Pour se rendre à ‘Tor Bella Monaca’ [Tour de la Belle Moinesse] dans la banlieue Est de Rome, il faut prendre un petit train de banlieue depuis la gare centrale de Termini. Au cours des 40 minutes de voyage, la coquetterie du centre de Rome laisse progressivement place au fonctionnalisme du béton.

Le train passe au travers des ‘Borgate’ fascistes, construites dans les années 30 pour accueillir les nouvelles classes ouvrières, puis traverse l’’Alessandrino’, une ancienne banlieue délabrée, où poussent désormais antennes paraboliques, balcons fleuris et petits commerces. Pour y louer un appartement de 35 m2, il faut débourser autour de 700 euros par mois.

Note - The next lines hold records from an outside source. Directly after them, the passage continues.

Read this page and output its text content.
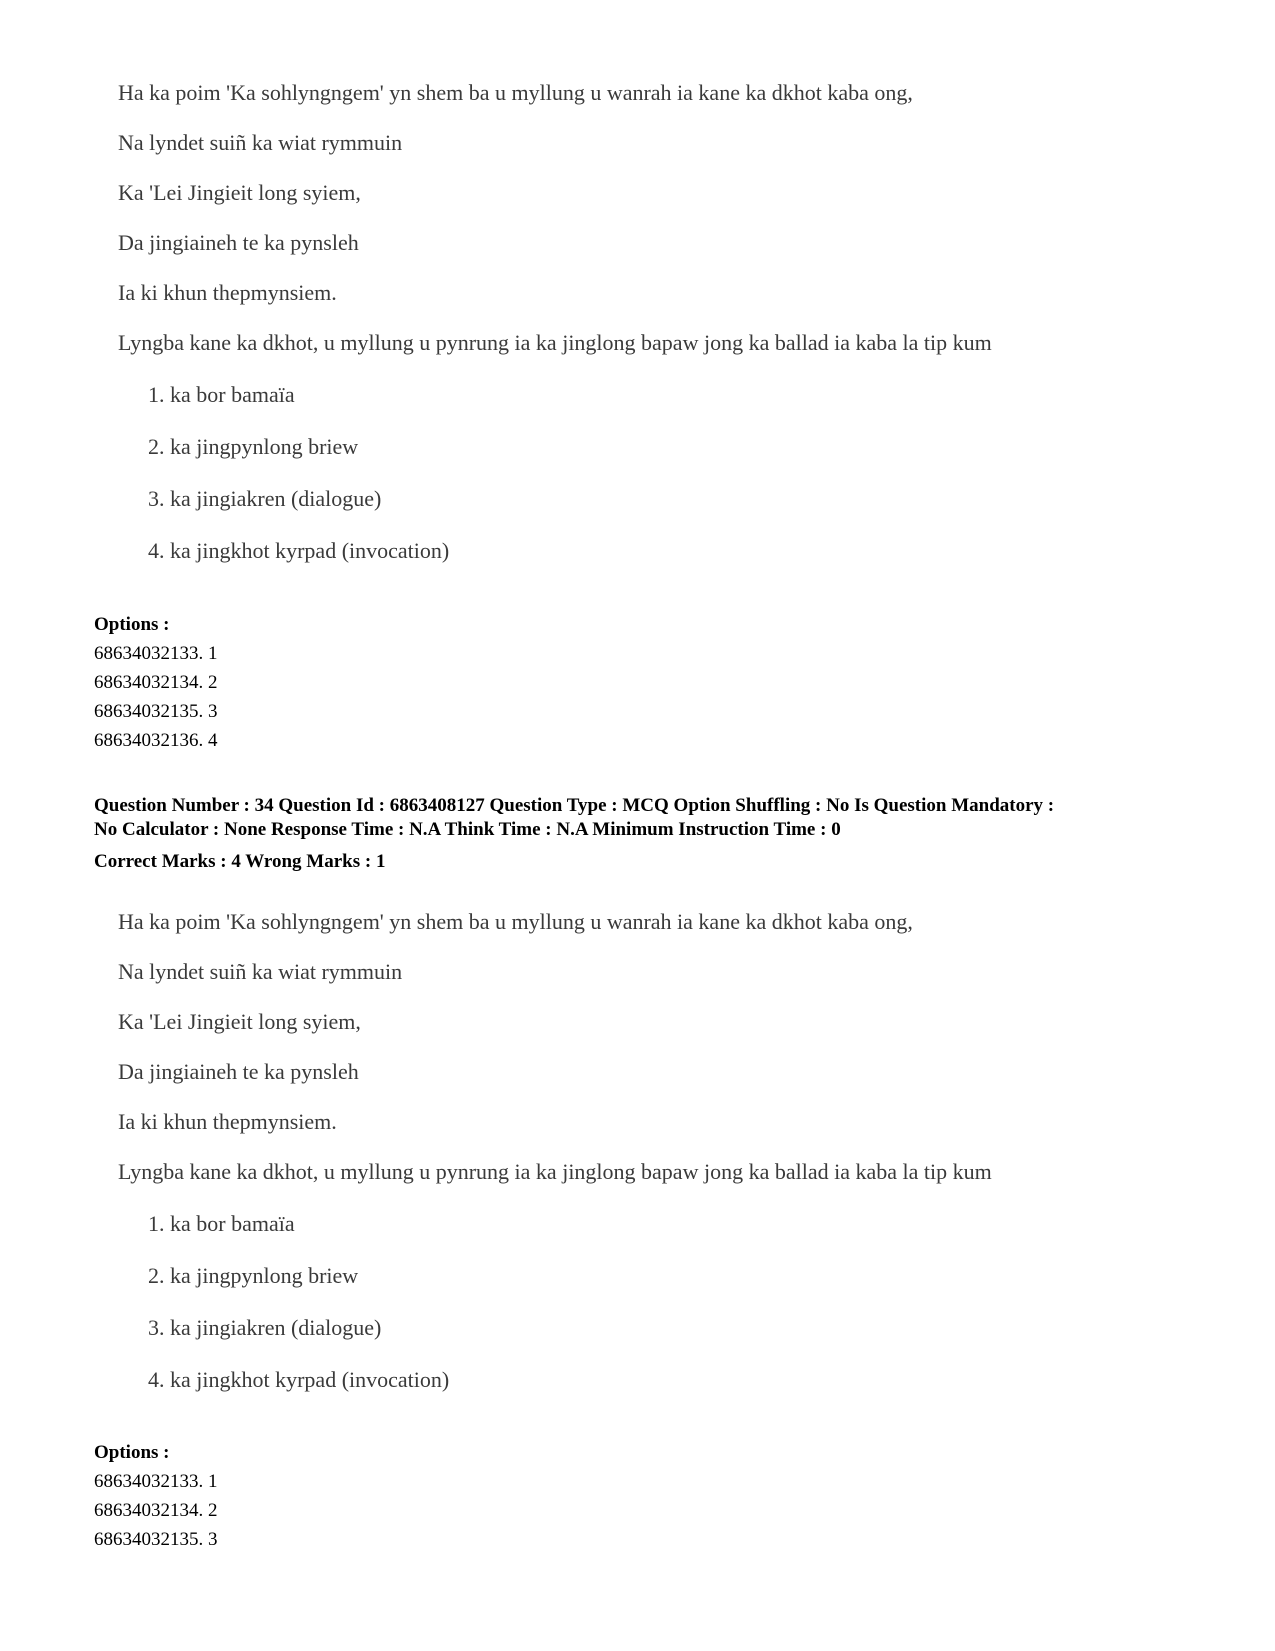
Ha ka poim 'Ka sohlyngngem' yn shem ba u myllung u wanrah ia kane ka dkhot kaba ong,
Na lyndet suiñ ka wiat rymmuin
Ka 'Lei Jingieit long syiem,
Da jingiaineh te ka pynsleh
Ia ki khun thepmynsiem.
Lyngba kane ka dkhot, u myllung u pynrung ia ka jinglong bapaw jong ka ballad ia kaba la tip kum
1. ka bor bamaïa
2. ka jingpynlong briew
3. ka jingiakren (dialogue)
4. ka jingkhot kyrpad (invocation)
Options :
68634032133. 1
68634032134. 2
68634032135. 3
68634032136. 4
Question Number : 34 Question Id : 6863408127 Question Type : MCQ Option Shuffling : No Is Question Mandatory :
No Calculator : None Response Time : N.A Think Time : N.A Minimum Instruction Time : 0
Correct Marks : 4 Wrong Marks : 1
Ha ka poim 'Ka sohlyngngem' yn shem ba u myllung u wanrah ia kane ka dkhot kaba ong,
Na lyndet suiñ ka wiat rymmuin
Ka 'Lei Jingieit long syiem,
Da jingiaineh te ka pynsleh
Ia ki khun thepmynsiem.
Lyngba kane ka dkhot, u myllung u pynrung ia ka jinglong bapaw jong ka ballad ia kaba la tip kum
1. ka bor bamaïa
2. ka jingpynlong briew
3. ka jingiakren (dialogue)
4. ka jingkhot kyrpad (invocation)
Options :
68634032133. 1
68634032134. 2
68634032135. 3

Une dizaine de kilomètres plus loin, changement de décor : à Tor Bella Monaca, des immeubles de dix étages sont plantés en rase campagne. Au milieu de cet austère paysage urbain trône le théâtre TBM. L’endroit, dirigé par Michele Placido, réalisateur de ‘Romanzo Criminale’ (2005), a ouvert il y a un an avec une vocation politique claire : créer un lieu de prestige dans un quartier gangrené par sa mauvaise réputation et impliquer la population locale dans des activités artistiques. Récemment, on y a vu l’acteur Leonardo di Caprio et le metteur en scène Peter Brook.

Les habitants sont enthousiastes et fiers que « des Romains du centre-ville se déplacent jusqu’ici pour le TBM », explique Claudia, une jeune habitante du quartier. « Ils peuvent voir que nous ne sommes pas dans un ghetto tout en se rendant compte de nos difficultés. La plupart sont ainsi obligés de venir en voiture, car les transports publics romains sont déficients ».

Du ghetto à l’autopromotion sociale

Le quartier a poussé tel un champignon dans les années 80 pour accueillir les habitants des derniers bidonvilles de Rome. En quarante ans, sa population est passée de 2 000 à 210 000 habitants. Les logements ont été vite construits, mais les services publics n’ont pas suivi. Rapidement, le quartier s’est renfermé sur lui-même, offrant un terreau fertile à la délinquance et au trafic de drogues notamment.

Ce n’est que très récemment que la mairie de Rome a pris conscience du problème de ses cités ghettos. En 1997, la loi Bersani pour le développement économique des banlieues a permis de transférer 56 millions d’euros à la municipalité. La commune a utilisé ces fonds pour lancer le programme 'Autopromozione sociale', qui a depuis permis de créer 760 entreprises et près de 3 800 emplois en banlieue. L’initiative vient même d’être saluée à Bruxelles, où lui a été décerné en décembre dernier le 'Prix de l’esprit d’entreprise responsable'.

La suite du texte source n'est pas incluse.